Longsor Timbun Jalan Lama Menuju Geopark Ciletuh

oleh

Bencana tanah longsor menimbun ruas jalan di blok hutan Cisarakan, di Desa Loji, Kecamatan Simpenan, Kabupaten Sukabumi, Senin 15 Januari 2018.  Bencana yang mengakibatkan  arus lalu lintas terhenti,  sempat mengagetkan para pengguna kendaraan roda dua dan empat. Bencana kali ini terjadi dilintasi jalan lama objek wisata Geopark Ciletuh.

Mereka sempat menghindari titik lokasi bencana untuk mengantisipasi berbagai kemungkinan bencana alam terus meluas.  Kendati tidak menimbulkan korban jiwa, tapi bencana tanah longsor terjadi saat arus kendaraan lalu lintas oadat dilintasi. Akibatnya, aktivitas masyarakat sekitar Geopark Ciletuh terganggu karena badan jalan tertimbun tanah.

Gerusan tanah tebing yang berada di ruas jalan Loji-Kiara dua disertai material batu cadas. Material tanah dan batu menutupi badan jalan sepanjang 15 hingga 20 m. Sedangkan ketinggian material tanah mencapai ketinggian  3 meter dan lebar 4 meter menutupi jalan.

“Penanganan sementara baru ditangani warga sekitar. Dibantu personel anggota koramil simpenan dan satpol PP Simpenan mencoba menyingkirkan tanah gerusan. Tapi upaya yang dilakukan warga masih belum membuahkan hasil. Gerusan tanah masih menutupi badan jalan hingga siang ini,” kata warga Loji, Aji.
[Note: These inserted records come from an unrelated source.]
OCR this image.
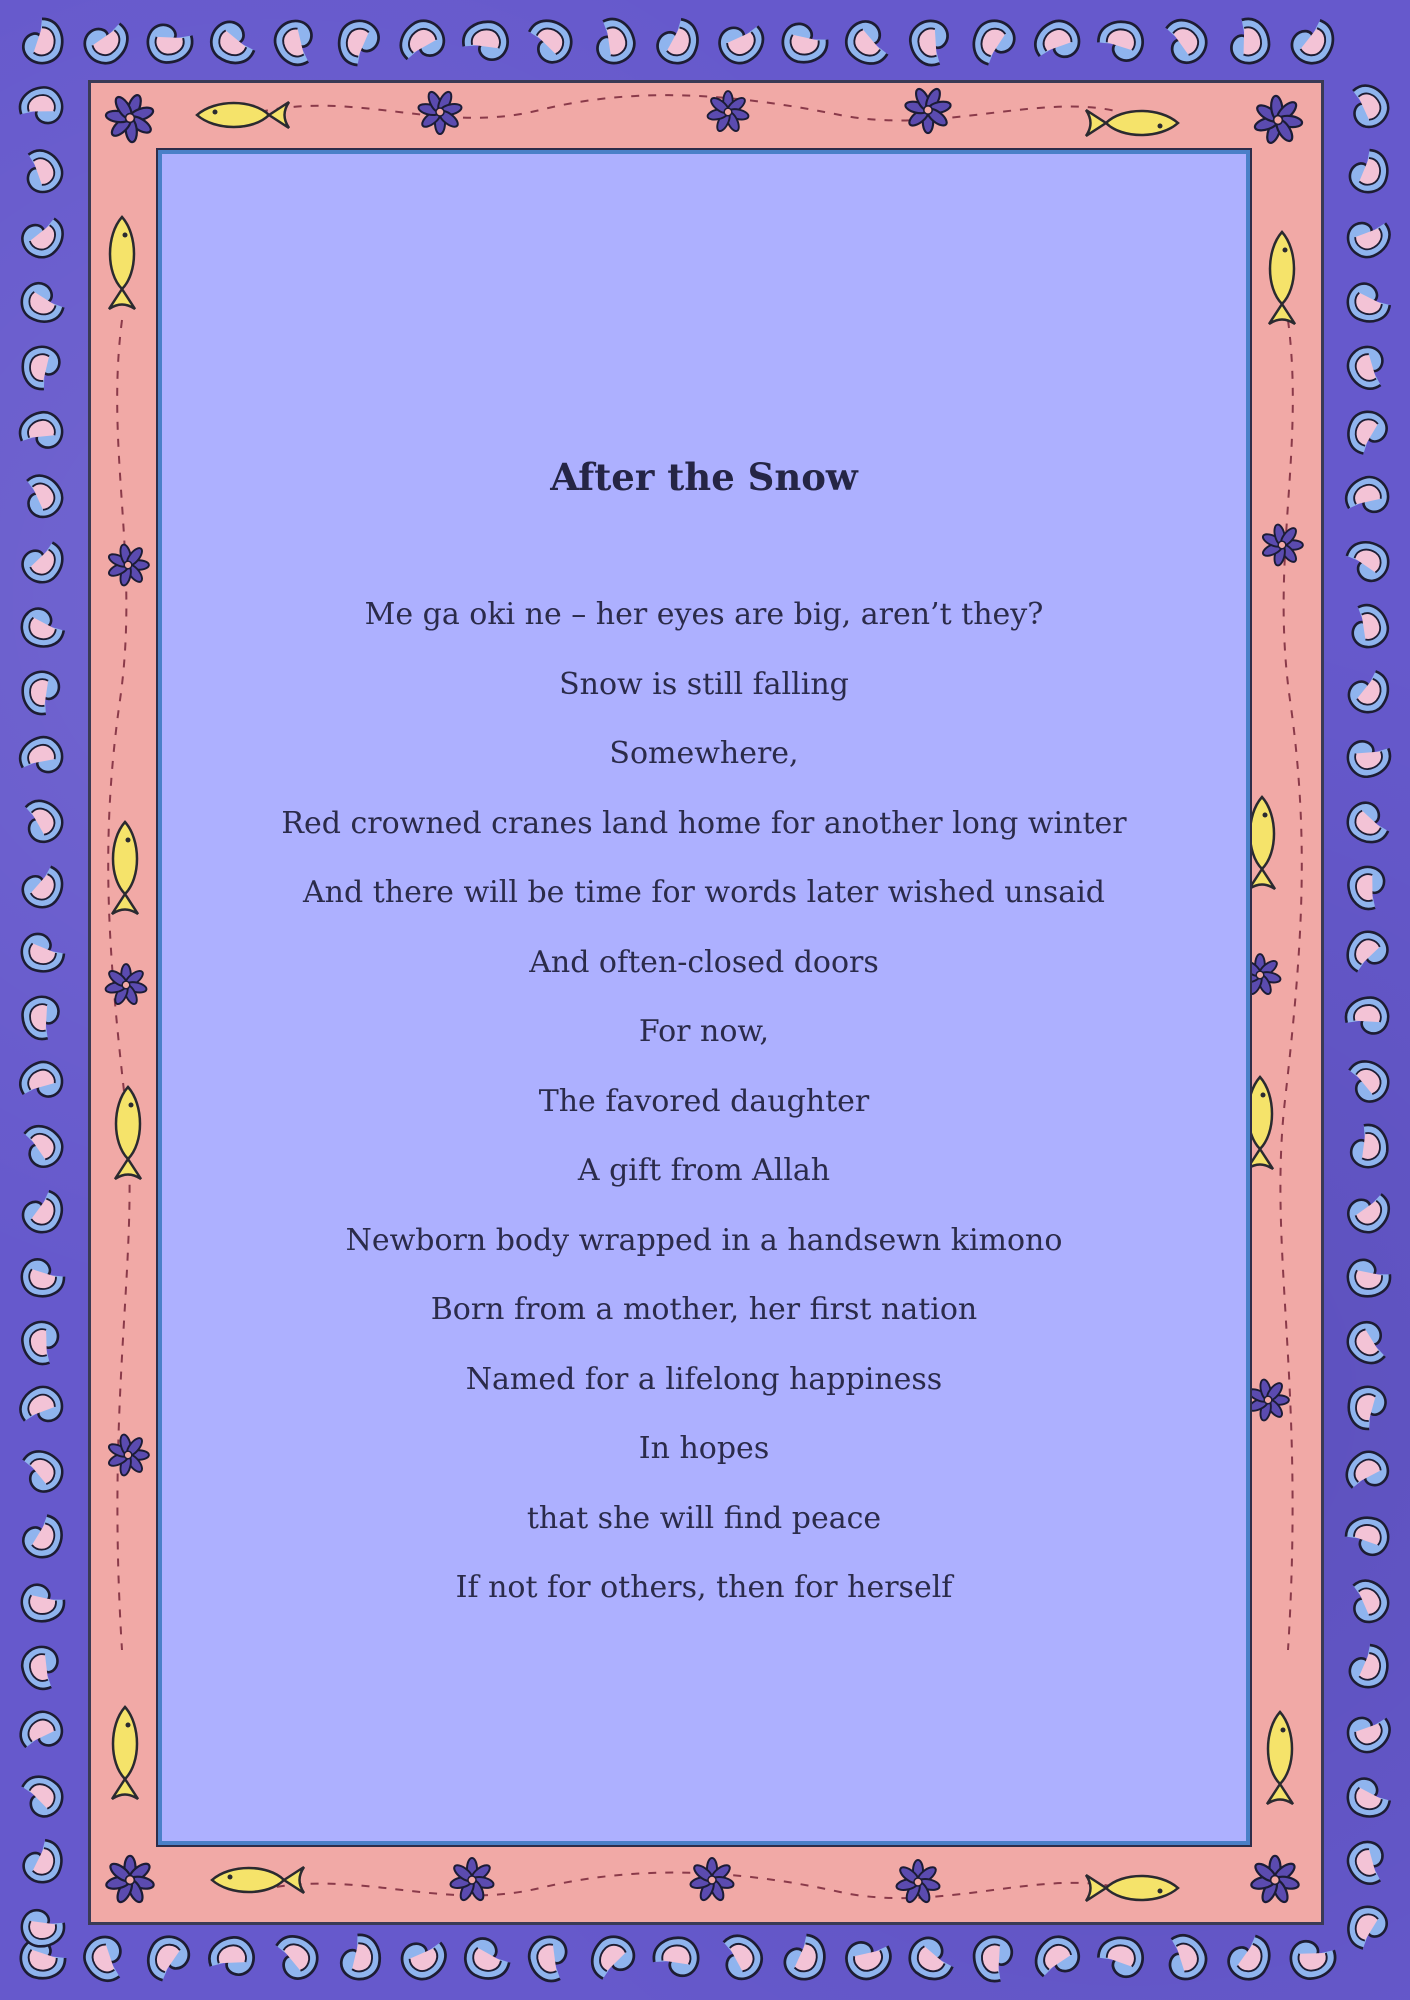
After the Snow
Me ga oki ne – her eyes are big, aren’t they?
Snow is still falling
Somewhere,
Red crowned cranes land home for another long winter
And there will be time for words later wished unsaid
And often-closed doors
For now,
The favored daughter
A gift from Allah
Newborn body wrapped in a handsewn kimono
Born from a mother, her first nation
Named for a lifelong happiness
In hopes
that she will find peace
If not for others, then for herself
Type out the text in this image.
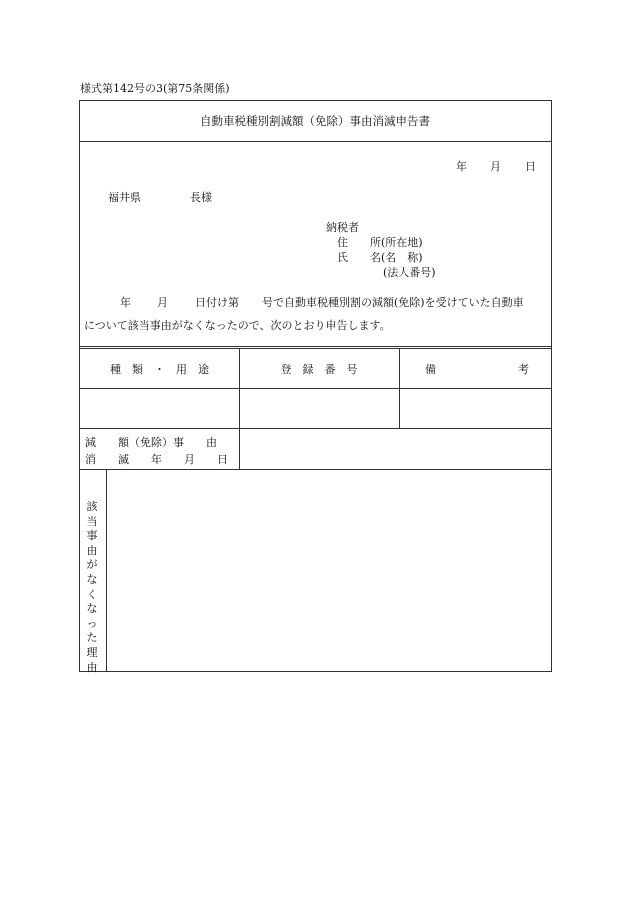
様式第142号の3(第75条関係)
自動車税種別割減額（免除）事由消滅申告書
年 月 日
福井県	長様
納税者
住　　所(所在地)
氏　　名(名　称)
(法人番号)
年 月 日付け第 号で自動車税種別割の減額(免除)を受けていた自動車
について該当事由がなくなったので、次のとおり申告します。
種　類　・　用　途	登　録　番　号	備	考
減　　額（免除）事　　由
消　　滅　　年　　月　　日
該
当
事
由
が
な
く
な
っ
た
理
由
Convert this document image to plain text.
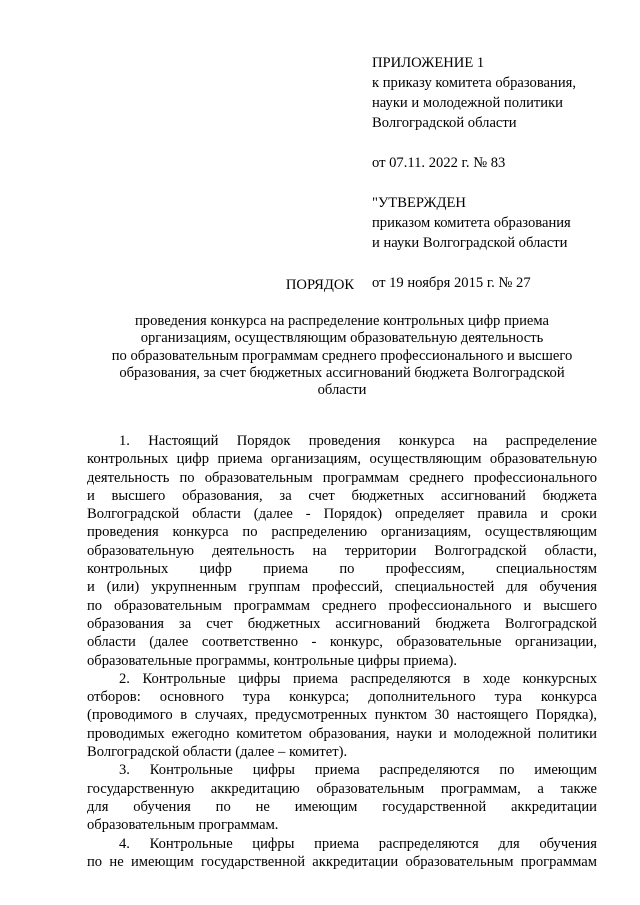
ПРИЛОЖЕНИЕ 1
к приказу комитета образования,
науки и молодежной политики
Волгоградской области
от 07.11. 2022 г. № 83
"УТВЕРЖДЕН
приказом комитета образования
и науки Волгоградской области
от 19 ноября 2015 г. № 27
ПОРЯДОК
проведения конкурса на распределение контрольных цифр приема
организациям, осуществляющим образовательную деятельность
по образовательным программам среднего профессионального и высшего
образования, за счет бюджетных ассигнований бюджета Волгоградской
области
1. Настоящий Порядок проведения конкурса на распределение
контрольных цифр приема организациям, осуществляющим образовательную
деятельность по образовательным программам среднего профессионального
и высшего образования, за счет бюджетных ассигнований бюджета
Волгоградской области (далее - Порядок) определяет правила и сроки
проведения конкурса по распределению организациям, осуществляющим
образовательную деятельность на территории Волгоградской области,
контрольных цифр приема по профессиям, специальностям
и (или) укрупненным группам профессий, специальностей для обучения
по образовательным программам среднего профессионального и высшего
образования за счет бюджетных ассигнований бюджета Волгоградской
области (далее соответственно - конкурс, образовательные организации,
образовательные программы, контрольные цифры приема).
2. Контрольные цифры приема распределяются в ходе конкурсных
отборов: основного тура конкурса; дополнительного тура конкурса
(проводимого в случаях, предусмотренных пунктом 30 настоящего Порядка),
проводимых ежегодно комитетом образования, науки и молодежной политики
Волгоградской области (далее – комитет).
3. Контрольные цифры приема распределяются по имеющим
государственную аккредитацию образовательным программам, а также
для обучения по не имеющим государственной аккредитации
образовательным программам.
4. Контрольные цифры приема распределяются для обучения
по не имеющим государственной аккредитации образовательным программам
Kepala Seksi Satuan  Perlindungan Sipil (Linmas), Okih Fajri mengatakan untuk menyingkirkan material gerusan masih menunggu bantuan kendaran berat. Diharapkan bantuan tersebut dapat segera didilakukan seioring lintasan tidak bisa dilalui kendaraan roda empat dan dua.

“Kami masih menunggu pengiriman bantuan kendaaan berat dari kecamatan Ciemas. Ada satu unit beko tengah meluncur akan segera membantu warga dan petugas gabungan untuk menyingkirkan material tanah dan bati,” katanya.

Waspada cuaca ekstrem

Sementara itu, Pemkot Sukabumi telah mengeluarkan imbauan warga  wasapada cuaca ekstrem terutama sekitar Geoprak Cileteuh.  Tidak hanya intensitas hujan yang disertai angin kencang sangat berpotensi bencana banjir. Tapi kewaspadaan perlu ditingkatkan dibeberapa pemukiman rumah warga.

“Kami telah mengeluarkan surat himbauan yang dilayangkan ke kantor kecamatan dan kelurahan untuk meningkatkan kewaspadaan. Cuaca ekstrim  seiring intensitas hujan semakin meningkat yang disertai angin kencang sangat berpontensi terjadi bencana alam,” kata Assisten Daerah(Asda) bidang pemerintah, Pemkot Sukabumi, Andri Setiawan.